Верхнее платье — суконные чуйки, длинные «сибирки», жилеты с глухим воротом, а зимой овчинный тулуп, крытый сукном и с барашковым воротником. Как и сапоги, носилось все это годами и создавалось годами, сначала одно, потом другое.

Мальчики, конечно, носили обноски, но уже загодя готовили себе, откладывая по грошам какому-нибудь родному дяде или банщице-тетке «капиталы» на задаток портному и сапожнику.

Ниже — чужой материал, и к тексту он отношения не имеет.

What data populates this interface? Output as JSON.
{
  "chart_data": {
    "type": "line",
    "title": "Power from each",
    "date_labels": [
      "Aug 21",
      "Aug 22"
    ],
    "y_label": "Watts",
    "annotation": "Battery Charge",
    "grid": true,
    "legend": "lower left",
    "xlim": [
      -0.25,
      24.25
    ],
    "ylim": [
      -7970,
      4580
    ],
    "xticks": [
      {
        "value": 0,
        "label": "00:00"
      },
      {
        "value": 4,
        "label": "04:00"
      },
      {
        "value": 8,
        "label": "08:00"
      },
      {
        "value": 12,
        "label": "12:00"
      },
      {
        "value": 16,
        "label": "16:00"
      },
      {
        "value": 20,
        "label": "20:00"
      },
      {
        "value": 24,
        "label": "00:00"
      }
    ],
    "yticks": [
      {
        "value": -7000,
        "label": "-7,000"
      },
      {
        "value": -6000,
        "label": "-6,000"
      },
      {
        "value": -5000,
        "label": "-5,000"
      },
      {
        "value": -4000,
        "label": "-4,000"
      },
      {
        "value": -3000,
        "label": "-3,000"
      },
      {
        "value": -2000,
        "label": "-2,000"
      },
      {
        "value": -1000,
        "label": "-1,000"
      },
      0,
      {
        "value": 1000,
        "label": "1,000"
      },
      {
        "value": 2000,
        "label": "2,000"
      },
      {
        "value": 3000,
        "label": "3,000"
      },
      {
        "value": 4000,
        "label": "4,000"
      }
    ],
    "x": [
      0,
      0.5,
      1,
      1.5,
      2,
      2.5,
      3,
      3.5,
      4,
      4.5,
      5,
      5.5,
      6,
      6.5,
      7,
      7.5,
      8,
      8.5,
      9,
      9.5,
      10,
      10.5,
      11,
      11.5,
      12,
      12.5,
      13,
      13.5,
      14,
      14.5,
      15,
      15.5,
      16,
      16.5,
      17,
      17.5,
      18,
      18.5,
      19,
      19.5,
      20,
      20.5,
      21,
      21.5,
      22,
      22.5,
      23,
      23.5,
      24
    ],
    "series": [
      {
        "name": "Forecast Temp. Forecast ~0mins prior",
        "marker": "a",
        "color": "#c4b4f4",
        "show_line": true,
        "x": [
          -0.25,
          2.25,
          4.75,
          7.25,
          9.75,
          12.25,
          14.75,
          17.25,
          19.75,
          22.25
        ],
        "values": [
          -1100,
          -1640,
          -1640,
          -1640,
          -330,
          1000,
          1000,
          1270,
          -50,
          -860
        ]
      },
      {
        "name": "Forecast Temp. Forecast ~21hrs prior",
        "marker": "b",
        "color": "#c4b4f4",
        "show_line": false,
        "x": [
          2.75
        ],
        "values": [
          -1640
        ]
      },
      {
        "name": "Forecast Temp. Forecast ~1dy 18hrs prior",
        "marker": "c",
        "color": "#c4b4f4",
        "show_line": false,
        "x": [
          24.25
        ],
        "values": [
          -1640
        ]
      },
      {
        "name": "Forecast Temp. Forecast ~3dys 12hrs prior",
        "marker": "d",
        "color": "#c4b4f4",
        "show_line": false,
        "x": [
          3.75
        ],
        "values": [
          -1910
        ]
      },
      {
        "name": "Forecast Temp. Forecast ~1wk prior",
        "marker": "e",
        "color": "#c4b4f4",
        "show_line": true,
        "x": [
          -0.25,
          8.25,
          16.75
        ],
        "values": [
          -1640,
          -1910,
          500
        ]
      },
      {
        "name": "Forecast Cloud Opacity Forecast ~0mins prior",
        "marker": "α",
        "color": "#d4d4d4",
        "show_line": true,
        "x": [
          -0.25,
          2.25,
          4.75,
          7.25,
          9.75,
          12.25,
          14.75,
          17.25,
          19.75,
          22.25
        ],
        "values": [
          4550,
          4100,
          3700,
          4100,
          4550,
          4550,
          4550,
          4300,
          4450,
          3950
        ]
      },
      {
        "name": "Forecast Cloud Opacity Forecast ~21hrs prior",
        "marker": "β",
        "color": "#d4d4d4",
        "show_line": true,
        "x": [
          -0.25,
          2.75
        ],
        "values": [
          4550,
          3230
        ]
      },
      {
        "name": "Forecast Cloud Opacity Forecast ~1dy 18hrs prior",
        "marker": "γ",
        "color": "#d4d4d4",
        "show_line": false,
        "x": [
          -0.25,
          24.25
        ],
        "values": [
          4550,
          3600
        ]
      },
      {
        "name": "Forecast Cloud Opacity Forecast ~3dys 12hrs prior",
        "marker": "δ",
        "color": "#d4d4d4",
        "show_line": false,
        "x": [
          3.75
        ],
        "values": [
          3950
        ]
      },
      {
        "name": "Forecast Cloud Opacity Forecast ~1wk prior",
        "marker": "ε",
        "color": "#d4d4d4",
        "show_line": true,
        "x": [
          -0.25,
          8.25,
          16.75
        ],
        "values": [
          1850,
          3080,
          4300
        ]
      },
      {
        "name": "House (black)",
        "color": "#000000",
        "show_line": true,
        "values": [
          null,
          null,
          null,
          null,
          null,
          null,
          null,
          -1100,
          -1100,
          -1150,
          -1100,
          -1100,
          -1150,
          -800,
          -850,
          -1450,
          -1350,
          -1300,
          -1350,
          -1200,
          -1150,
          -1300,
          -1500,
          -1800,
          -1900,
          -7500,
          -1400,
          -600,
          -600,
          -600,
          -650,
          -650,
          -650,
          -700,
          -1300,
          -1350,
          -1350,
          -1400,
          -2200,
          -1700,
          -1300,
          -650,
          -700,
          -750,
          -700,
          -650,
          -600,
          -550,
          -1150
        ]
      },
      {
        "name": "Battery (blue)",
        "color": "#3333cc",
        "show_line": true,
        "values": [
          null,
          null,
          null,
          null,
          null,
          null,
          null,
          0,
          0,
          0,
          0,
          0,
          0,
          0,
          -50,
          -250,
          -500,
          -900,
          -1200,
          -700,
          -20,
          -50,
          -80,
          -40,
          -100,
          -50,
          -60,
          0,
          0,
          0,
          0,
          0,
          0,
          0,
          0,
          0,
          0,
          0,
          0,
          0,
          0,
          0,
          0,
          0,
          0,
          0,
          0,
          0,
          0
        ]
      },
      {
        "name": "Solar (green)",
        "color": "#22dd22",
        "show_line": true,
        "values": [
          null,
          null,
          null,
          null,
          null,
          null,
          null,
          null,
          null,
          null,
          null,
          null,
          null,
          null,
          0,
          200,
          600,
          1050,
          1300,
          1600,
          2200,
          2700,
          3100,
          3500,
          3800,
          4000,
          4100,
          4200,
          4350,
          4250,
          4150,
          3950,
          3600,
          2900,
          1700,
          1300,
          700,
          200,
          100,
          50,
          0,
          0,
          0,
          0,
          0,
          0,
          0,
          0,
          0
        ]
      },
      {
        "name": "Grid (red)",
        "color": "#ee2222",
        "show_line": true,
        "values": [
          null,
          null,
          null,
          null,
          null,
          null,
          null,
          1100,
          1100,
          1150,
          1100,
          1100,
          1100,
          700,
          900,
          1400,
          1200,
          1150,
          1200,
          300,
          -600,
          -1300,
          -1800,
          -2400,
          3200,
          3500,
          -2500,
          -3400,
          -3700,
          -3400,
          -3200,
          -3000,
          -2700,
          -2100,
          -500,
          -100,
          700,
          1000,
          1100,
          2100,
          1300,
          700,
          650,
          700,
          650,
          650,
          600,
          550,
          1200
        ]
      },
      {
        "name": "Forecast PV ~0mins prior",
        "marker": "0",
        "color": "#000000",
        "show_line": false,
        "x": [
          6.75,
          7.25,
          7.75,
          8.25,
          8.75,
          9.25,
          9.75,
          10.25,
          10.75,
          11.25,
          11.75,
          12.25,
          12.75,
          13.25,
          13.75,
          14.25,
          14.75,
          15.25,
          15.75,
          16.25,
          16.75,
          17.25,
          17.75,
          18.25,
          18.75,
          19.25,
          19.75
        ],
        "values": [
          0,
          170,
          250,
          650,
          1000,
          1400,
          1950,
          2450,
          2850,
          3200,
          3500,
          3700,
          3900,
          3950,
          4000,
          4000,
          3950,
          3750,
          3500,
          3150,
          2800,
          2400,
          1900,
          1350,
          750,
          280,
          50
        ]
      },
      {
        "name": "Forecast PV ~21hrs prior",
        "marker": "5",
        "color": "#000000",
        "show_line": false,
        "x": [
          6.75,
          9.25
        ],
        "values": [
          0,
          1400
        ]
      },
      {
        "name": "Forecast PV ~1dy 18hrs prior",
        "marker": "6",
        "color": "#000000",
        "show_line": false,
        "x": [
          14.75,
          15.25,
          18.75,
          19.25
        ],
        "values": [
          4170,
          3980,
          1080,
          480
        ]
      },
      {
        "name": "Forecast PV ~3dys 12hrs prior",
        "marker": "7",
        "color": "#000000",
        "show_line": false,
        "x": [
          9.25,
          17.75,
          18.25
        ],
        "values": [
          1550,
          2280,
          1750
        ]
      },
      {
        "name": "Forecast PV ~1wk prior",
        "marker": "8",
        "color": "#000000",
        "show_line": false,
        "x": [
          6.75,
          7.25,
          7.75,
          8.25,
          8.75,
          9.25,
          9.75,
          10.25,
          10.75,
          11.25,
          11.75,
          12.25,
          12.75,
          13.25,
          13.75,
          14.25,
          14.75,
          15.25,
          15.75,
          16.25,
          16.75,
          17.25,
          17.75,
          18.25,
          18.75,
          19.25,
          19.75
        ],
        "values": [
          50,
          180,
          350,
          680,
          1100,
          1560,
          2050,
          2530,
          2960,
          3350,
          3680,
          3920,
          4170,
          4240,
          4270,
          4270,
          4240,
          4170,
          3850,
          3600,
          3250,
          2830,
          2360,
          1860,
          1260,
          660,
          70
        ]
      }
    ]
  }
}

В ученье мальчики были до семнадцати-восемнадцати лет. К этому времени они постигали банный обиход, умели обращаться с посетителями, стричь им ногти и аккуратно срезывать мозоли. После приобретения этих знаний такой «образованный» отрок просил хозяина о переводе его в «молодцы» на открывшуюся вакансию, чтобы ехать в деревню жениться, а то «мальчику» жениться было неудобно: засмеют в деревне.

Готовясь жениться, произведенный в «молодцы» отправлялся на Маросейку, где над воротами красовались ножницы, а во дворе жил банный портной Иона Павлов.

Является к Павлову «молодец» со своим дядей, давним приятелем.

— Ион Павлыч! Вот молодцу надо бы построить тулупишко, чуйку и все иное прочее… женить его пора!

И построит ему Иона Павлыч, что надо, на многие годы, как он строил на всех банщиков. Он только на бани и работает, и бани не знали другого портного, как своего земляка.

Вся постройка и починка делалась в кредит, на выплату. Платили по мелочам, а главный расчет производился два раза в год — на пасху и на рождество.

Так же было и с сапожником. Идет «молодец» с дядей в Каретный ряд к земляку-сапожнику.

— Петр Кирсаныч, сними-ка мерку, жениться едет!

Снимет Петр Кирсаныч мерку полоской бумаги, пишет что-то на ней и спрашивает:

— Со скрипом?

— Вали со скрипом! — отвечает за него дядя.

— Подковать бы еще, дядь, на медненькие, — просит «молодец». — Кованые моднее!..

— Ладно. А как тебя зовут?

— Петрунька.

Царапает что-то сапожник на мерке карандашом и, прощаясь, назначает:

— Через два воскресенья в третье привезу!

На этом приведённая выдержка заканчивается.